There are technologies available that can measure and monitor performance of employees working in the office, at home or some other remote location. For example, TCS’ Secure Borderless Workspaces™ is a technology-based solution that has proven it is possible, on a large scale, to ensure security while enabling a remote workforce for any business. In fact, during the initial phase of the lockdown, TCS was able to transfer 95% of its nearly half a million associates (450,000+) to work securely, remotely, from home—and all within a few days.
TCS’ swift transition to a remote working in the face of COVID-19 induced lockdowns was facilitated by its SBWS™ operating model. This transformative model enables remote access for employees, sets up a suitable cybersecurity framework and all project management practices and systems needed to ensure that work allocation, monitoring and reporting continues as normal.
What is SBWSTM?
TCS’ Secure Borderless Workspaces™ (SBWS™) is a transformative operating model framework that allows organizations to take full advantage of their talent ecosystem to maximize business opportunities.
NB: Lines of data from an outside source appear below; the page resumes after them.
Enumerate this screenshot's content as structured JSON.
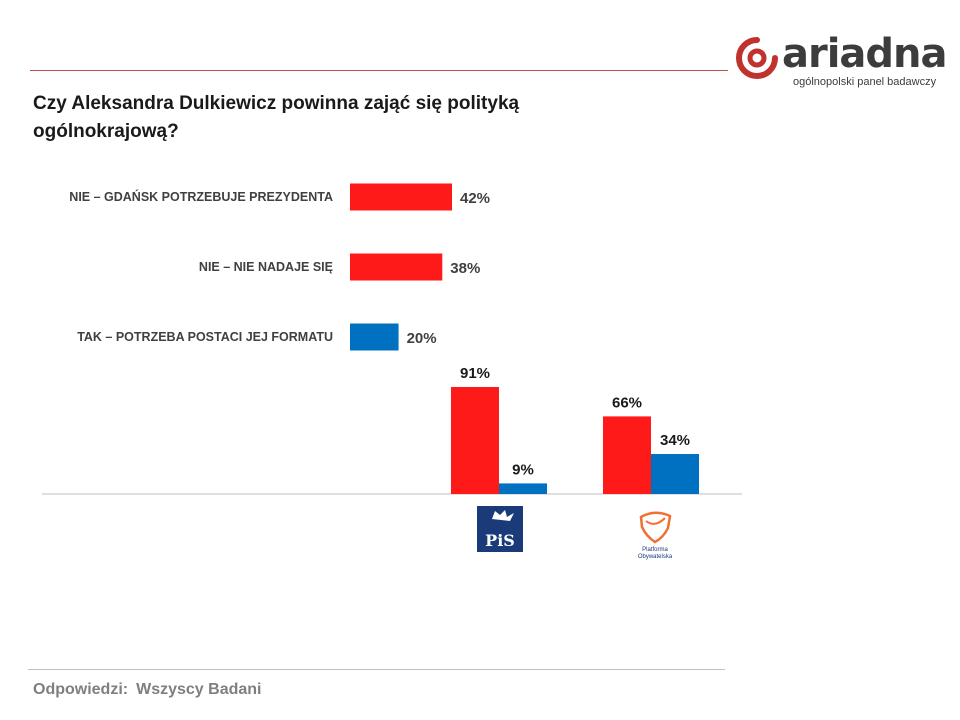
{
  "brand": {
    "name": "ariadna",
    "tagline": "ogólnopolski panel badawczy",
    "accent": "#c0322d"
  },
  "question": "Czy Aleksandra Dulkiewicz powinna zająć się polityką ogólnokrajową?",
  "footer": {
    "label": "Odpowiedzi:",
    "value": "Wszyscy Badani"
  },
  "colors": {
    "no": "#ff1a1a",
    "yes": "#0070c0",
    "text": "#404040",
    "axis": "#bfbfbf"
  },
  "chart_data": [
    {
      "type": "bar",
      "orientation": "horizontal",
      "categories": [
        "NIE – GDAŃSK POTRZEBUJE PREZYDENTA",
        "NIE – NIE NADAJE SIĘ",
        "TAK – POTRZEBA POSTACI JEJ FORMATU"
      ],
      "values": [
        42,
        38,
        20
      ],
      "value_labels": [
        "42%",
        "38%",
        "20%"
      ],
      "unit": "%",
      "bar_colors": [
        "#ff1a1a",
        "#ff1a1a",
        "#0070c0"
      ]
    },
    {
      "type": "bar",
      "orientation": "vertical",
      "categories": [
        "PiS",
        "Platforma Obywatelska"
      ],
      "series": [
        {
          "values": [
            91,
            66
          ],
          "value_labels": [
            "91%",
            "66%"
          ],
          "color": "#ff1a1a"
        },
        {
          "values": [
            9,
            34
          ],
          "value_labels": [
            "9%",
            "34%"
          ],
          "color": "#0070c0"
        }
      ],
      "unit": "%",
      "ylim": [
        0,
        100
      ],
      "category_logos": [
        {
          "name": "pis-logo",
          "text": "PiS"
        },
        {
          "name": "platforma-logo",
          "text": "Platforma Obywatelska"
        }
      ]
    }
  ]
}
It encompasses a wide range of human functions, including infrastructure, talent management and employee engagement; processes, tools, and governance mechanisms; and collaboration and engagement practices.
Sharing resources makes sense in today’s new business paradigm and supports new, more resilient ways to work within ecosystems, optimizing resources and services, reducing costs and environmental impact. Continuity, cost reduction and the best use of human resources reduce inefficiencies, creates more robust service models—helping us to be better prepared for the unforeseen challenges of the 2020s.